The film is the latest in a long line of sequels telling the story of a heroic St. Bernard who must help recover Santa’s bag of toys after it finds its way into the hands of crooks.
Two local residents got the opportunity to look for themselves on the big screen. Siblings Ben and Jolene Galagan worked as extras on the movie for a day, and were looking forward to re-watching the movie to try to spot themselves.
The pair was on-set for one day to film a tobogganing scene at a local snow hill.
Jolene, 10, said she was looking forward to trying to find the scene during the movie.
"I’ll be excited," she said, noting her best friend, parents, and grandparents were in attendance to watch the movie as well.
Ben, 14, said while the extra experience can be tedious — the actors spent much of the day huddled in a room — it was worthwhile in the end.
"It’s a pretty good thing, being an extra, because you make pretty good money," he said.
Meanwhile, NVR Construction project co-ordinator Rick Purling also got a little taste of Hollywood.
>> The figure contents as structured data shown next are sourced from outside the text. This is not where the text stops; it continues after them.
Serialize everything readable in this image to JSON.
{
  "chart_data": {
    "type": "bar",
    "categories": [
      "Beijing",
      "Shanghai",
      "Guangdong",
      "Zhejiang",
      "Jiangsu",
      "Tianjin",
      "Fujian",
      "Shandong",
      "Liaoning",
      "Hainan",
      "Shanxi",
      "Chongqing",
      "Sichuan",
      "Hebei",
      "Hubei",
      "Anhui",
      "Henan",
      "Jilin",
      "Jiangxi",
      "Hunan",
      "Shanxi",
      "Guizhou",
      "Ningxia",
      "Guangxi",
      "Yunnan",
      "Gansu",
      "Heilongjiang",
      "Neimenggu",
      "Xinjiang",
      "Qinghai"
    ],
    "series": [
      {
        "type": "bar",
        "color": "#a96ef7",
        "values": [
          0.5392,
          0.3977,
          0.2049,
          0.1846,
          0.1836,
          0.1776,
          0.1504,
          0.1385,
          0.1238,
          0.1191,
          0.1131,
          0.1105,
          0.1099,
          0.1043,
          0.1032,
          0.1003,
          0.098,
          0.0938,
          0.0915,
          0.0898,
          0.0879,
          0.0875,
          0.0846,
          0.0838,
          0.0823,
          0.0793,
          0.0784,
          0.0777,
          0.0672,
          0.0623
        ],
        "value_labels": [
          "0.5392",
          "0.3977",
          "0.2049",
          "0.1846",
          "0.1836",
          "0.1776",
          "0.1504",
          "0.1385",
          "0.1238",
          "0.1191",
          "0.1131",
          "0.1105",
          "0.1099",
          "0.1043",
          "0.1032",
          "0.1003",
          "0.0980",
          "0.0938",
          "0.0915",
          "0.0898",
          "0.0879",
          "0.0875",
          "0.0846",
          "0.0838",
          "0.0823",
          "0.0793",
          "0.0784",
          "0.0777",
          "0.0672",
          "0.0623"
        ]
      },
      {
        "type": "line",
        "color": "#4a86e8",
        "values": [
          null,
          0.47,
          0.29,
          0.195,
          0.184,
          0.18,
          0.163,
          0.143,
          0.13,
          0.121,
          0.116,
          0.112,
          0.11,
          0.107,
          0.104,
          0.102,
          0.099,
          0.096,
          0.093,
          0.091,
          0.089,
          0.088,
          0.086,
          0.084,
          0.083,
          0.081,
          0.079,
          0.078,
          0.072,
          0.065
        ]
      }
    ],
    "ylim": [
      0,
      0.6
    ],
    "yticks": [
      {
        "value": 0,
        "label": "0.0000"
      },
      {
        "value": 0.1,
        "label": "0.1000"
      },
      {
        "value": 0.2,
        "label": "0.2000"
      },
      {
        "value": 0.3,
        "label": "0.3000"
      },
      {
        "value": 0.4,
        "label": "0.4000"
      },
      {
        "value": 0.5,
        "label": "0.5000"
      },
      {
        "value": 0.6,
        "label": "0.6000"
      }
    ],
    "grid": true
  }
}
The company was getting set to move into its second-floor offices at 119 Regent Ave. W. when it was approached by the filmmakers. The company agreed to let the space, which rests above L’Arche Tova Café, be transformed into a toy store for approximately two weeks.
"It was a good way for us to help out in Transcona," said Purling, who hadn’t seen the movie but noted his daughters had. "It’ll be interesting to see our building on the big screen."
The free movie screenings have been taking place across Winnipeg for the past three summers. The screen was a rental for the first year, but the Archambaults decided to purchase one after that. They’ve held eight screenings so far this year.
Archambault said though they’ve attempted to bring movies to those who have asked for them at no charge up to this point, next year they will ask for a donation to the Rotary Club of Winnipeg East A.M.